In A Tale of Two Cities, Dickens sends Sydney Carton to the guillotine with the beautiful stoic line, “It is a far, far better thing that I do, than I have ever done.”
Opera is full of over-the-top death scenes. When Mimi fades away, dead from consumption at the end of Puccini’s La Boheme, she sets the bar pretty high up.
Cinema just picked up on the same thread. From Orson Welles dramatically regretting innocence lost, dropping the snow dome and whispering ‘Rosebud’ as he breathes his last in Citizen Kane. To the operatic violence of Sonny Corleone being shot in The Godfather. To Schwarzenegger sacrificing himself in Terminator 2, on and on to every second cheesy B grade movie ever made.
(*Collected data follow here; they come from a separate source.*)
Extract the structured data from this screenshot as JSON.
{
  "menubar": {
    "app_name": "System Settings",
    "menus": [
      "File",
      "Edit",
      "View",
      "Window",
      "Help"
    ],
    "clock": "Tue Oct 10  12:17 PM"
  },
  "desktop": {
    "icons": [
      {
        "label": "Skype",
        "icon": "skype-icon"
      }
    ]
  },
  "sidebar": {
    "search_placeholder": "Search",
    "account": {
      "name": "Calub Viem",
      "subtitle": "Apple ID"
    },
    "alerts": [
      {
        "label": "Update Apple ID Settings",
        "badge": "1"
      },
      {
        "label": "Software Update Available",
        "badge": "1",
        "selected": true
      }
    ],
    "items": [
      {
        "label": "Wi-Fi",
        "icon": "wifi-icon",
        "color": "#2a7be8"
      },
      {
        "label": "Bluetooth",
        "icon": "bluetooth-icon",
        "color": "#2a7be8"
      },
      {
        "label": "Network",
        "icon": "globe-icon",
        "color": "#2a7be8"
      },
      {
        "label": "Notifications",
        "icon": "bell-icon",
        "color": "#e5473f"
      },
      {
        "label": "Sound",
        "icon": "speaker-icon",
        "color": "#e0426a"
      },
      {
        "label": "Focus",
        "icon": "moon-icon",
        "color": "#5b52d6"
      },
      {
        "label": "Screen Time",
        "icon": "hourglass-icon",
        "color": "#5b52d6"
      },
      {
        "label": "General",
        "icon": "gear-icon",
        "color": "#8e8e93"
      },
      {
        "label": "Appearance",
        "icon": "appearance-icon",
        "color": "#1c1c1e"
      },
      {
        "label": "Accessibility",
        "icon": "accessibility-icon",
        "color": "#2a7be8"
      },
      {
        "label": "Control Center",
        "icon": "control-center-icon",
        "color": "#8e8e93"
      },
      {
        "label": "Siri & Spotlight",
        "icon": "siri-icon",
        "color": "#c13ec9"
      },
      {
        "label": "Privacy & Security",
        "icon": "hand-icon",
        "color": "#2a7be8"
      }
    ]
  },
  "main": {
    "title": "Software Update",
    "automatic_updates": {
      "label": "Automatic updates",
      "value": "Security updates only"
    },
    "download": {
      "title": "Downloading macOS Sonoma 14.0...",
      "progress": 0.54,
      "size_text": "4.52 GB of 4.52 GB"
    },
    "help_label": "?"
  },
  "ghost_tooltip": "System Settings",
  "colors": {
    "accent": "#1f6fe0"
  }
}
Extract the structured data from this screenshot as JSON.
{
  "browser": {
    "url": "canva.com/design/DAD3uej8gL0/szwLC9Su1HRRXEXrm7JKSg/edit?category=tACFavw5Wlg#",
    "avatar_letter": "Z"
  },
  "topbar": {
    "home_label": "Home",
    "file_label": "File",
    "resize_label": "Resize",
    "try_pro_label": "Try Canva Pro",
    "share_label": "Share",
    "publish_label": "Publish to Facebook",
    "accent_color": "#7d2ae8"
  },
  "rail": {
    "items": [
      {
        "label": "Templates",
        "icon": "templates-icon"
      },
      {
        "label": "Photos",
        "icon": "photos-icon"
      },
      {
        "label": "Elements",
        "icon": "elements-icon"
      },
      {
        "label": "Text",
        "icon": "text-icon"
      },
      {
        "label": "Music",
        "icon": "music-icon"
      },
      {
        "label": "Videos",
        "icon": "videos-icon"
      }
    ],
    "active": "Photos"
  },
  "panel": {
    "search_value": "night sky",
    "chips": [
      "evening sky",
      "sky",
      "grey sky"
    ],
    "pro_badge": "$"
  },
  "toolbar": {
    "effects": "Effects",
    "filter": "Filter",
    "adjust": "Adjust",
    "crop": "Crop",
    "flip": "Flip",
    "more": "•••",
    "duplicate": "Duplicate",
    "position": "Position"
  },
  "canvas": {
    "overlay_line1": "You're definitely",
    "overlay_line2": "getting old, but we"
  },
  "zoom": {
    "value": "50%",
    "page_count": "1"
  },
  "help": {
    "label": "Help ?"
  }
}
But today I’m thinking of a famous death scene on TV - the climactic scene in the adaptation of Evelyn Waugh’s Brideshead Revisited when Laurence Olivier gives the sign of the cross and takes the last rites from his priest. For the protagonist of the story, the atheist Charles Ryder, this was a sudden realisation that such a small sign had an undeniable and profound meaning – that there was a god and that we would at some stage all be reconciled to his divine grace.
As I hold my mother’s hand, I kind of half expect my own epiphany. And maybe it’s this: when my mother was a child, her father must have held this hand in his just as I’m doing now. Maybe crossing the street or on the first day of school.
And that man, my grandfather, would have held his father’s hand when he was a boy, well over a hundred years ago. Maybe in a paddock in rural New Zealand where he grew up. And so on, down through the years. The simple comforting touch of one hand in another. It’s not just about the bonds of one family. It binds us to every other person on the planet and everyone who has ever lived.
Later, I walk out and get into my car. The car radio is full of mundane news from Canberra. The traffic is a bitch. A man on the street is arguing into his mobile phone.
The comforting minutiae of day to day life.
I drive off, almost happy in spite of everything, pick up the kids from school and make sure I hold their hands in mine as we walk home.